ReVEL: Multi-Turn Reflective LLM-Guided Heuristic Evolution via Structured Performance Feedback
Summary: arXiv:2604.04940v1 Announce Type: new
Abstract: Designing effective heuristics for NP-hard combinatorial optimization problems remains a challenging and expertise-intensive task. Existing applications of large language models (LLMs) primarily rely on one-shot code synthesis, yielding brittle heuristics that underutilize the models’ capacity for iterative reasoning. We propose ReVEL: Multi-Turn Reflective LLM-Guided Heuristic Evolution via Structured Performance Feedback, a hybrid framework that embeds LLMs as interactive, multi-turn reasoners within an evolutionary algorithm (EA).
The core of ReVEL lies in two mechanisms:
- Performance-profile grouping: This mechanism clusters candidate heuristics into behaviorally coherent groups, allowing for compact and informative feedback to the LLM.
- Multi-turn, feedback-driven reflection: The LLM analyzes group-level behaviors and generates targeted heuristic refinements based on the feedback received.
These refinements are selectively integrated and validated by an EA-based meta-controller that adaptively balances exploration and exploitation. The innovative approach adopted by ReVEL not only enhances the quality of heuristics but also increases their robustness and diversity.
Significance of the Research
Combinatorial optimization problems are prevalent across various fields, from logistics to scheduling, and are often NP-hard, meaning they cannot be solved efficiently using traditional methods. The development of effective heuristics is crucial, as they provide approximate solutions in a reasonable timeframe.
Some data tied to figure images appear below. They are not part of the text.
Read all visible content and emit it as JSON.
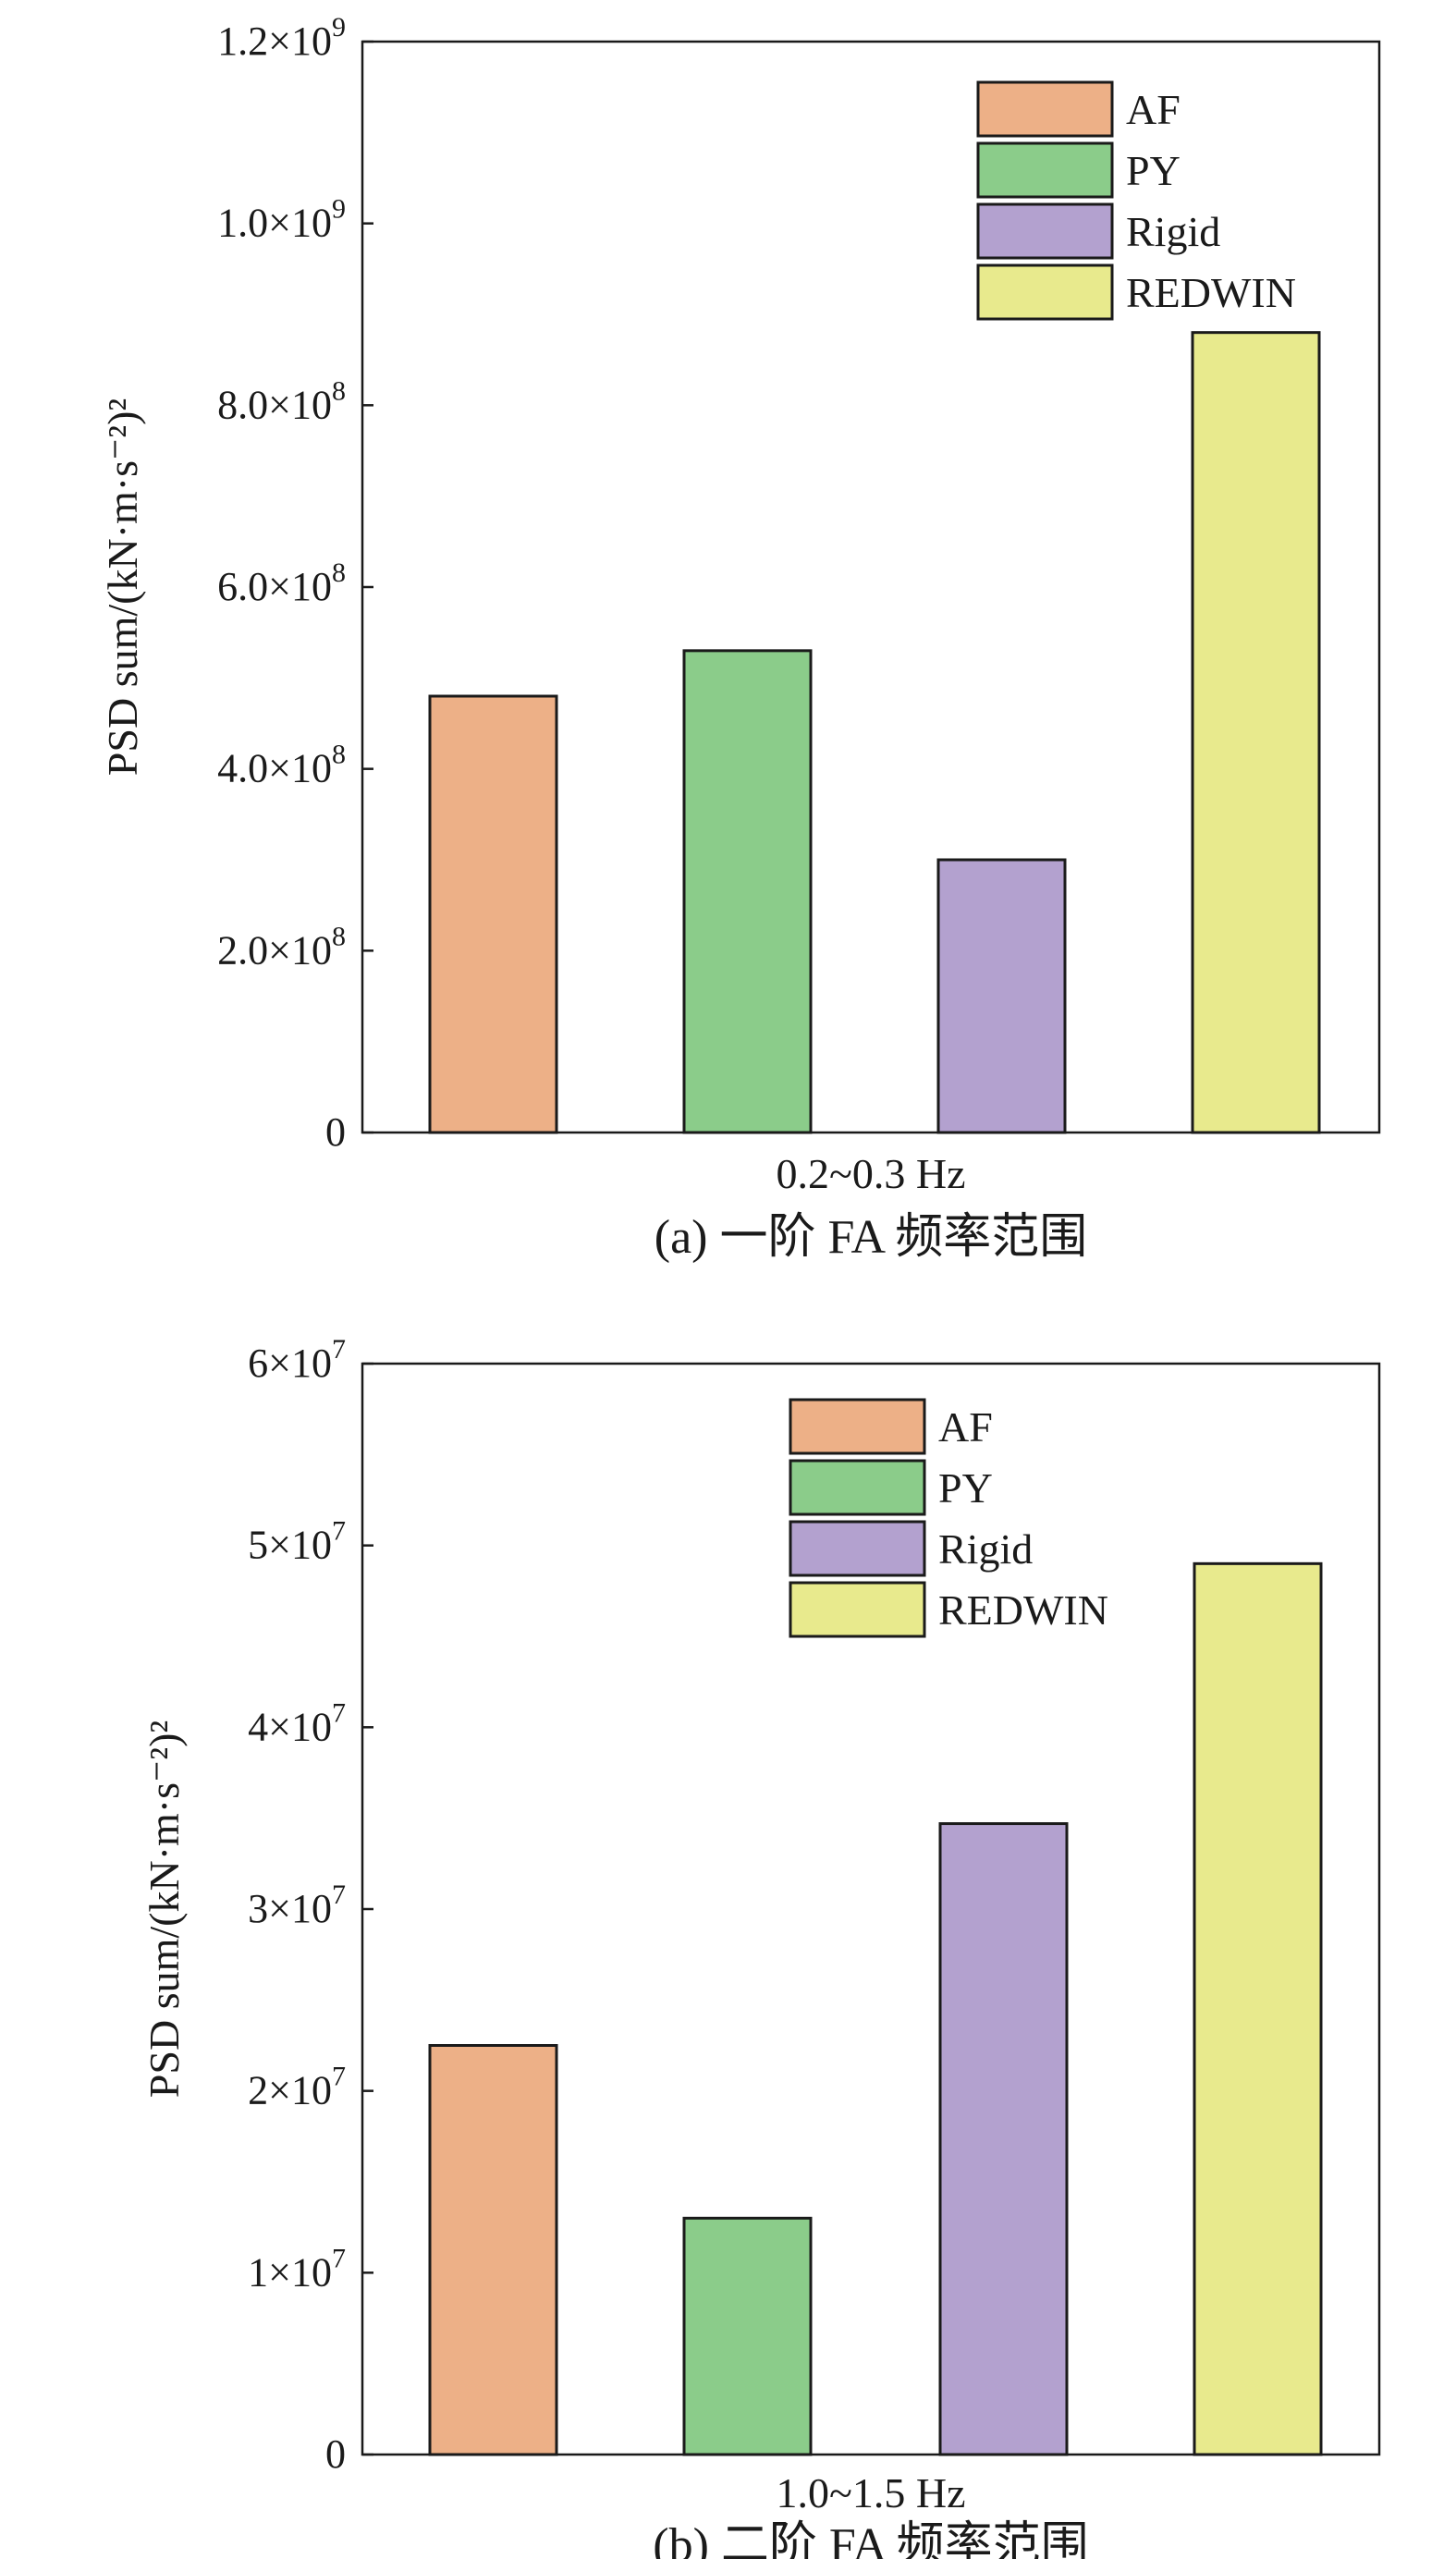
{
  "chart_data": [
    {
      "type": "bar",
      "categories": [
        "0.2~0.3 Hz"
      ],
      "series": [
        {
          "name": "AF",
          "values": [
            480000000
          ]
        },
        {
          "name": "PY",
          "values": [
            530000000
          ]
        },
        {
          "name": "Rigid",
          "values": [
            300000000
          ]
        },
        {
          "name": "REDWIN",
          "values": [
            880000000
          ]
        }
      ],
      "xlabel": "0.2~0.3 Hz",
      "ylabel": "PSD sum/(kN·m·s⁻²)²",
      "ylim": [
        0,
        1200000000
      ],
      "yticks": [
        {
          "value": 0,
          "mant": "0",
          "exp": ""
        },
        {
          "value": 200000000,
          "mant": "2.0×10",
          "exp": "8"
        },
        {
          "value": 400000000,
          "mant": "4.0×10",
          "exp": "8"
        },
        {
          "value": 600000000,
          "mant": "6.0×10",
          "exp": "8"
        },
        {
          "value": 800000000,
          "mant": "8.0×10",
          "exp": "8"
        },
        {
          "value": 1000000000,
          "mant": "1.0×10",
          "exp": "9"
        },
        {
          "value": 1200000000,
          "mant": "1.2×10",
          "exp": "9"
        }
      ],
      "caption": "(a) 一阶 FA 频率范围",
      "legend": "top-right",
      "grid": false
    },
    {
      "type": "bar",
      "categories": [
        "1.0~1.5 Hz"
      ],
      "series": [
        {
          "name": "AF",
          "values": [
            22500000
          ]
        },
        {
          "name": "PY",
          "values": [
            13000000
          ]
        },
        {
          "name": "Rigid",
          "values": [
            34700000
          ]
        },
        {
          "name": "REDWIN",
          "values": [
            49000000
          ]
        }
      ],
      "xlabel": "1.0~1.5 Hz",
      "ylabel": "PSD sum/(kN·m·s⁻²)²",
      "ylim": [
        0,
        60000000
      ],
      "yticks": [
        {
          "value": 0,
          "mant": "0",
          "exp": ""
        },
        {
          "value": 10000000,
          "mant": "1×10",
          "exp": "7"
        },
        {
          "value": 20000000,
          "mant": "2×10",
          "exp": "7"
        },
        {
          "value": 30000000,
          "mant": "3×10",
          "exp": "7"
        },
        {
          "value": 40000000,
          "mant": "4×10",
          "exp": "7"
        },
        {
          "value": 50000000,
          "mant": "5×10",
          "exp": "7"
        },
        {
          "value": 60000000,
          "mant": "6×10",
          "exp": "7"
        }
      ],
      "caption": "(b) 二阶 FA 频率范围",
      "legend": "top-center",
      "grid": false
    }
  ],
  "colors": {
    "AF": "#EDB087",
    "PY": "#8BCC8A",
    "Rigid": "#B3A1CF",
    "REDWIN": "#E8EA8D",
    "axis": "#1a1a1a"
  }
}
However, the existing methods for creating these heuristics often result in solutions that are not sufficiently robust or adaptable to varying problem instances.
ReVEL addresses these challenges by leveraging the strengths of LLMs in a multi-turn interaction framework. By allowing the model to engage in iterative reasoning, the framework significantly improves the quality of heuristics generated. This is particularly important in scenarios where a single heuristic may not suffice due to the complexity of the problem at hand.
Experimental Validation
To validate the efficacy of ReVEL, extensive experiments were conducted on standard benchmarks in combinatorial optimization. The results demonstrated that the heuristics produced by ReVEL consistently outperformed those generated by traditional methods and even some of the strongest baseline heuristics.
- Statistical analysis indicated significant improvements in both robustness and diversity of the heuristics.
- Furthermore, the integration of feedback-driven reflection allowed for more nuanced adaptations of the heuristics, which is often missing in one-shot synthesis approaches.
Conclusion
The introduction of ReVEL marks a significant advancement in the field of automated heuristic design. By combining the iterative reasoning capabilities of LLMs with evolutionary algorithms, researchers can expect not only better-performing heuristics but also a more systematic approach to problem-solving in combinatorial optimization. This research opens new avenues for exploring how machine learning techniques can enhance traditional optimization methods, paving the way for future innovations in the field.